Of course, there was a lot more to lynching than the simple act of murder. It was often a social event that attracted thousands of onlookers who celebrated with picnics and chronicled the occasion on postcards. In a way, contemporary police killings in America recreate the same sort of spectacle. Although massive crowds aren't present at the moment of the act, the tragedy usually makes it to computer and television screens by way of grainy cellphone footage or, in Trayvon's case, the haunting screams for help heard during a 911 phone call. The shared experience of watching Eric Garner getting choked out or hearing what many believe were the last words of Martin is a reminder to blacks everywhere of exactly how little our lives are worth in this country, and a signal to some whites that the others are being kept in line.

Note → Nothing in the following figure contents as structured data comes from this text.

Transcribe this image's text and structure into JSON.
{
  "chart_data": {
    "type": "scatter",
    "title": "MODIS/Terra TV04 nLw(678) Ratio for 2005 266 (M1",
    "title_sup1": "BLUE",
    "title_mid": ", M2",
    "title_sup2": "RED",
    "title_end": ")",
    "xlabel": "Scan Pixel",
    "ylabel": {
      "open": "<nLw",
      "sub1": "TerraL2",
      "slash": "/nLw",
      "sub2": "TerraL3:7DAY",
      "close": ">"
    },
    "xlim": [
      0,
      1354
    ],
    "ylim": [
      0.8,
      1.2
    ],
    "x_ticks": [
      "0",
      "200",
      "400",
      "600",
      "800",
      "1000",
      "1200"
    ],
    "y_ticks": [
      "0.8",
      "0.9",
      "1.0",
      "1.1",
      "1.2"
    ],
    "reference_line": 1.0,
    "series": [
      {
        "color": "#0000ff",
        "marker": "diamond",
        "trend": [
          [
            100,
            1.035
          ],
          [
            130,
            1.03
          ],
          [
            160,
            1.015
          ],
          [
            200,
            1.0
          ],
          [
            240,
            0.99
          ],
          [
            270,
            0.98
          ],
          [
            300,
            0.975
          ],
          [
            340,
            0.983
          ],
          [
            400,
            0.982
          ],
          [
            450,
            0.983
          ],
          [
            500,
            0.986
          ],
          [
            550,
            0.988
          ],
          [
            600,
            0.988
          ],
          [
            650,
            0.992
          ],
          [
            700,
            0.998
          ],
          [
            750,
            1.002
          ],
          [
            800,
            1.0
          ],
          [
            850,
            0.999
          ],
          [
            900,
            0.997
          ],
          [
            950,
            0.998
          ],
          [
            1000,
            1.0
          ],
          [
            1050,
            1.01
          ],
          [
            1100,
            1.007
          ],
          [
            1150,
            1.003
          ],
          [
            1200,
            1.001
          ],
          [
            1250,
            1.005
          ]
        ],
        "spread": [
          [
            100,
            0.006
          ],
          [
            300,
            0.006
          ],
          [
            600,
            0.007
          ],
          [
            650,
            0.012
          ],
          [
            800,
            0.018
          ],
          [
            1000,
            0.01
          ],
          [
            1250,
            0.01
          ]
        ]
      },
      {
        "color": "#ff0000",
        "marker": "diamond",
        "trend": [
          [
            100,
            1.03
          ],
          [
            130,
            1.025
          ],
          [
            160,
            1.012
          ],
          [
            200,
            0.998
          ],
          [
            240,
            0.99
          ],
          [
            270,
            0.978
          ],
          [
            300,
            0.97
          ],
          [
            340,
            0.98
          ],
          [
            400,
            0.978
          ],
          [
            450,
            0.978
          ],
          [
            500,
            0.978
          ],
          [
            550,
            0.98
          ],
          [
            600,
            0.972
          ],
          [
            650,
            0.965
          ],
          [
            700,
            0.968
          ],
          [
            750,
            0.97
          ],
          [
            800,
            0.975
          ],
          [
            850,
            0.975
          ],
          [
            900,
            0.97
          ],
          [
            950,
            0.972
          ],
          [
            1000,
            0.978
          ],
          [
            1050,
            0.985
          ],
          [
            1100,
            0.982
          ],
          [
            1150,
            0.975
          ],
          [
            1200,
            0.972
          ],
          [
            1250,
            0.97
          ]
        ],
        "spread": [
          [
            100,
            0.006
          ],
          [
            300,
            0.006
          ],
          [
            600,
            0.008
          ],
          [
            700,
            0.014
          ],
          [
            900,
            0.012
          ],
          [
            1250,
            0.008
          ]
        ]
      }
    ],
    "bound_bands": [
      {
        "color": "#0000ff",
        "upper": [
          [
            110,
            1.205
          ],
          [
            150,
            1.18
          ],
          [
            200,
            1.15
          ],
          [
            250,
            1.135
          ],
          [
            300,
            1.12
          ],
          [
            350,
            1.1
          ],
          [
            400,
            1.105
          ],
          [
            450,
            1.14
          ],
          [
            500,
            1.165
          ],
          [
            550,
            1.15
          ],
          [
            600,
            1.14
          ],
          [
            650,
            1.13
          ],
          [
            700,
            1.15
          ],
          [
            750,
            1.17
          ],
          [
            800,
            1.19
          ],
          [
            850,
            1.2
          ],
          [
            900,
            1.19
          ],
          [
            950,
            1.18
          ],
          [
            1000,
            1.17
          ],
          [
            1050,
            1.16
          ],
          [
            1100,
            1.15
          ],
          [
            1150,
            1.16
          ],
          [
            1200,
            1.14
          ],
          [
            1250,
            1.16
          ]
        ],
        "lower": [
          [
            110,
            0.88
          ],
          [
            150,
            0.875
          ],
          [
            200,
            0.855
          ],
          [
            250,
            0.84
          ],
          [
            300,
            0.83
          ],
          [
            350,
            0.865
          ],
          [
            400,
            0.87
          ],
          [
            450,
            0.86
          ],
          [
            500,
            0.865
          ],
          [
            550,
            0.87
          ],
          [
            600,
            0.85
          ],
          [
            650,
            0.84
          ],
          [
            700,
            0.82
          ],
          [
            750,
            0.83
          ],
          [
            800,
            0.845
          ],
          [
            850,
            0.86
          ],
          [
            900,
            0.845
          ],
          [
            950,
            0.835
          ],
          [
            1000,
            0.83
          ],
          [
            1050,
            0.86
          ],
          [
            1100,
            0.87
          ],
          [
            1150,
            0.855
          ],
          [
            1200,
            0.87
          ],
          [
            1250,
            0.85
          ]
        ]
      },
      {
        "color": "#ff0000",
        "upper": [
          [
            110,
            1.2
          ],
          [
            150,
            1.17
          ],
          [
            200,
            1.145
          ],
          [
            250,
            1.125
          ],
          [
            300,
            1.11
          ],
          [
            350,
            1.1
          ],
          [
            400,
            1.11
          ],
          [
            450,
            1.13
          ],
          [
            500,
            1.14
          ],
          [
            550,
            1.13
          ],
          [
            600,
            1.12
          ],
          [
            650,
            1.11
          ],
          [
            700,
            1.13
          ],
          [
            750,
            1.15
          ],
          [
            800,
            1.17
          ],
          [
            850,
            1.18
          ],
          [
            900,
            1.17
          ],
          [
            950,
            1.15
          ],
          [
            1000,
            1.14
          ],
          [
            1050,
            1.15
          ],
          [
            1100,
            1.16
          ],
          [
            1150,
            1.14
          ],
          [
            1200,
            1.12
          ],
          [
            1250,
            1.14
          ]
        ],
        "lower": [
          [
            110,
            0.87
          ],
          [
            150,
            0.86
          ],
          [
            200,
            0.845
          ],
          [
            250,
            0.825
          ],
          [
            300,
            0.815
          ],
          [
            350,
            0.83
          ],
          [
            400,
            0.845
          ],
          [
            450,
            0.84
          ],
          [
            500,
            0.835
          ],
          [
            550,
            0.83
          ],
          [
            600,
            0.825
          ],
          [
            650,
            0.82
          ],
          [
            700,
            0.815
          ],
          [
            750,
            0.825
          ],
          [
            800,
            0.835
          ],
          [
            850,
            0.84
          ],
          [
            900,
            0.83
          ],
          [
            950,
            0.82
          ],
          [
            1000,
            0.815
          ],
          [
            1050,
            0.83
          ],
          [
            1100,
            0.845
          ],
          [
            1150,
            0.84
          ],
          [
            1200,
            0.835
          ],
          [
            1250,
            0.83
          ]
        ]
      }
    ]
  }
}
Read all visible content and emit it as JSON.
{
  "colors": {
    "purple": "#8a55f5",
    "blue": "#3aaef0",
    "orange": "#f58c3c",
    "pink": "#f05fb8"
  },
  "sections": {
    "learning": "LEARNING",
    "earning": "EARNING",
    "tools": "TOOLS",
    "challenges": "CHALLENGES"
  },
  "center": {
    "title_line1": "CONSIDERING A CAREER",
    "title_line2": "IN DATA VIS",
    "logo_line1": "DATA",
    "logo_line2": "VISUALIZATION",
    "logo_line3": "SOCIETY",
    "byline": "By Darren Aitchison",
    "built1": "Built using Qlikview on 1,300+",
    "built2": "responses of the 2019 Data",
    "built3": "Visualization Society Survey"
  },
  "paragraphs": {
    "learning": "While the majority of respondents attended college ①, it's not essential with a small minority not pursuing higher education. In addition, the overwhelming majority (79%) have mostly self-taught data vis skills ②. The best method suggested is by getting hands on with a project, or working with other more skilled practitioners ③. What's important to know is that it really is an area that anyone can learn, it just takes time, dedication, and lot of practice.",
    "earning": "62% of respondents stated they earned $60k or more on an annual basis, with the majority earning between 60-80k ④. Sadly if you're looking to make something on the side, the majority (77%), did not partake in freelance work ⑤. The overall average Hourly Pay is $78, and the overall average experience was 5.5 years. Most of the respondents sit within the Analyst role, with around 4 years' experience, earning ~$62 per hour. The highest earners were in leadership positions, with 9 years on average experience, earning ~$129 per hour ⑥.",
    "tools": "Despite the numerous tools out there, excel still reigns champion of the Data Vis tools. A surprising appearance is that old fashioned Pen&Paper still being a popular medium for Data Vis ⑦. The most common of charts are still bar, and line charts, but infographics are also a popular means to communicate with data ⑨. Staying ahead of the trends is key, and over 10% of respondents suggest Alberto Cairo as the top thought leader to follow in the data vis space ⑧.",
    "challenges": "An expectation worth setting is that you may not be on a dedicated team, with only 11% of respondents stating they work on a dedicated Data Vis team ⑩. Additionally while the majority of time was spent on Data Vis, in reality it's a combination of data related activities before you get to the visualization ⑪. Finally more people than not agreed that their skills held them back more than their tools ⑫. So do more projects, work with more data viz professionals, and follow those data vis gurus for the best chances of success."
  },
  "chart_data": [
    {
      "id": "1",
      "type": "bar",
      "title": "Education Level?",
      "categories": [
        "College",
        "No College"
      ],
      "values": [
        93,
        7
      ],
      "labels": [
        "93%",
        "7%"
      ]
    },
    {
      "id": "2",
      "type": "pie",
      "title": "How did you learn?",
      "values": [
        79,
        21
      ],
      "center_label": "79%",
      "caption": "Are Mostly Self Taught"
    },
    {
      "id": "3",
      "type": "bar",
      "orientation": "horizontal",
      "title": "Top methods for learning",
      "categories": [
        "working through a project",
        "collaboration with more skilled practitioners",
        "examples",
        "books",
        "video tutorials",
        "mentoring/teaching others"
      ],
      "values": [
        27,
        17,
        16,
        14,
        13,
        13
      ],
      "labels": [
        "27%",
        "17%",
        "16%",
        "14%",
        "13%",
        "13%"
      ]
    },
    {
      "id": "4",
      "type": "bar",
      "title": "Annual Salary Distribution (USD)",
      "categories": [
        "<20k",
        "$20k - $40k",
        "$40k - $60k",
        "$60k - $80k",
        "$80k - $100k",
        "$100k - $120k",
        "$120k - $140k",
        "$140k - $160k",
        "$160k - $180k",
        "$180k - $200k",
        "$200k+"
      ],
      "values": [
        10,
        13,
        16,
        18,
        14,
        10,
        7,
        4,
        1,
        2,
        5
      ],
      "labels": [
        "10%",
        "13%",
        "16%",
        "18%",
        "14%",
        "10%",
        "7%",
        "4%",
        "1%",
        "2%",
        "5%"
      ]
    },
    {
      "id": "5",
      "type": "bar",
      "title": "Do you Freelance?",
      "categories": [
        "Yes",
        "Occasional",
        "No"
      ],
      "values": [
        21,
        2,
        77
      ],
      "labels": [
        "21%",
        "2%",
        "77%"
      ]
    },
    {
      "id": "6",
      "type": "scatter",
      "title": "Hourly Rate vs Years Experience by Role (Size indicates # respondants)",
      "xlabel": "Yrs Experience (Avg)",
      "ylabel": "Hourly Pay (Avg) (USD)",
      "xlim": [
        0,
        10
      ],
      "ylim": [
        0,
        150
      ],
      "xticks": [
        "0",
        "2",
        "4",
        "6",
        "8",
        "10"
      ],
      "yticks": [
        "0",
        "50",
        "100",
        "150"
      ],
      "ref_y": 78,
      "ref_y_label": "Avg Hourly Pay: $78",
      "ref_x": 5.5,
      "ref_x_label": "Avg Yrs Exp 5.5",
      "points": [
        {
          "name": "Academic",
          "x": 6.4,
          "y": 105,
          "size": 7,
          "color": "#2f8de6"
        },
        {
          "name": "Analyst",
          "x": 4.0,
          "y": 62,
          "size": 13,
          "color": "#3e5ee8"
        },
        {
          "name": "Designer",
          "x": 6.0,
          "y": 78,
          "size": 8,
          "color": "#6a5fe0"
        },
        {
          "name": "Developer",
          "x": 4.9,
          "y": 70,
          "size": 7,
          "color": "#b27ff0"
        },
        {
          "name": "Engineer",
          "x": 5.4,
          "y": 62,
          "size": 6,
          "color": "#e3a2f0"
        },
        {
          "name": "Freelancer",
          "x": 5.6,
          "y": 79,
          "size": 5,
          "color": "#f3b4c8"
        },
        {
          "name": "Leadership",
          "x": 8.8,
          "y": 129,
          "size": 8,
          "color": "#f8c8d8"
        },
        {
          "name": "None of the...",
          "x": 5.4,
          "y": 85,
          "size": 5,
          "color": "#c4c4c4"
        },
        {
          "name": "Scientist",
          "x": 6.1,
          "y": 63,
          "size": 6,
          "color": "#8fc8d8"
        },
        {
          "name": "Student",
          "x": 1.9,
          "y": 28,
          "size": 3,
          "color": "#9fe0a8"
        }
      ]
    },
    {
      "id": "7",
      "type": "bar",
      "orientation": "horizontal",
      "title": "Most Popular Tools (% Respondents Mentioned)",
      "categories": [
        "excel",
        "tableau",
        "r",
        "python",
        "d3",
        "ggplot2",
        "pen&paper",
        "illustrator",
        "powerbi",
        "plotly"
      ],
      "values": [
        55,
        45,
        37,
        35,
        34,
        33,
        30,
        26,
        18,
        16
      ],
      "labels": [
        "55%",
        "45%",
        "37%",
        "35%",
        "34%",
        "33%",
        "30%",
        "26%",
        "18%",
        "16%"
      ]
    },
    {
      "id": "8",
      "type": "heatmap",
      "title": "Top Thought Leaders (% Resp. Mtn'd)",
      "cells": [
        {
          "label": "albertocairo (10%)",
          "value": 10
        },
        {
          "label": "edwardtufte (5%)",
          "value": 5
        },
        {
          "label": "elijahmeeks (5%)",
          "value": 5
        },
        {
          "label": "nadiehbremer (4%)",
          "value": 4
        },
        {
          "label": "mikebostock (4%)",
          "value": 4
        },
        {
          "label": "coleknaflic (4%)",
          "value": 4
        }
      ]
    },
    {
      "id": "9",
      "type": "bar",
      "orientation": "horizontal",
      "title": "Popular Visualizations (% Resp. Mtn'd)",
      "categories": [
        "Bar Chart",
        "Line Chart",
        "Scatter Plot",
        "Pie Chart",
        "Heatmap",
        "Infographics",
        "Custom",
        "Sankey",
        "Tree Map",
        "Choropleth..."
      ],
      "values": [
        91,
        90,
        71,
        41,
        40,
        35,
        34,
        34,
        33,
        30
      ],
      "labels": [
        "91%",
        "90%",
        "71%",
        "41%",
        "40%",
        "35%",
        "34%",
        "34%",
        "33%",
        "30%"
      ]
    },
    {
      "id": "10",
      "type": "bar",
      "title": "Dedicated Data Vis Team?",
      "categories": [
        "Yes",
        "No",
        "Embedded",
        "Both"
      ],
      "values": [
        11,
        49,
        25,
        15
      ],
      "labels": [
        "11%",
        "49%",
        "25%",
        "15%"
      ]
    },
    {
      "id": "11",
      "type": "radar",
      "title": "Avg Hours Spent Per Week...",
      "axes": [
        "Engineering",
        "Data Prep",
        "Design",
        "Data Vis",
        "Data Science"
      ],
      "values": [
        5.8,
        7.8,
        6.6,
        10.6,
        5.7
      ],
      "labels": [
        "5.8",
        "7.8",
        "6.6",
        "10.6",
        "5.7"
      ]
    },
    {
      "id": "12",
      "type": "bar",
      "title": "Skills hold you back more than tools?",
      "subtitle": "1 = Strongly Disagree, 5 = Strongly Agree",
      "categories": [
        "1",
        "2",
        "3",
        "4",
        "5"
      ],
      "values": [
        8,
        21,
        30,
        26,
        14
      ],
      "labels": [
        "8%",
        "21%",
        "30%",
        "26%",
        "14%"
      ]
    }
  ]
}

The commodification of deaths via souvenirs and trophies brings us full circle, diminishing black lives even after they've been stolen and using our pain as a weapon. So it's only fitting Zimmerman has suggested that when he finally sells the gun, he will use the proceeds to fight Black Lives Matter, the human rights movement born out of the rage over his own acquittal for killing Trayvon Martin.

As much as we'd like to throw up our hands at the Trayvon Martin tragedy and fallout—from the shooting to the acquittal to the grisly souvenirs—as some sort of aberration, the truth is this whole saga has been incredibly American. It's really just one drop in the bucket of black blood that has been building up since the dawn of the republic.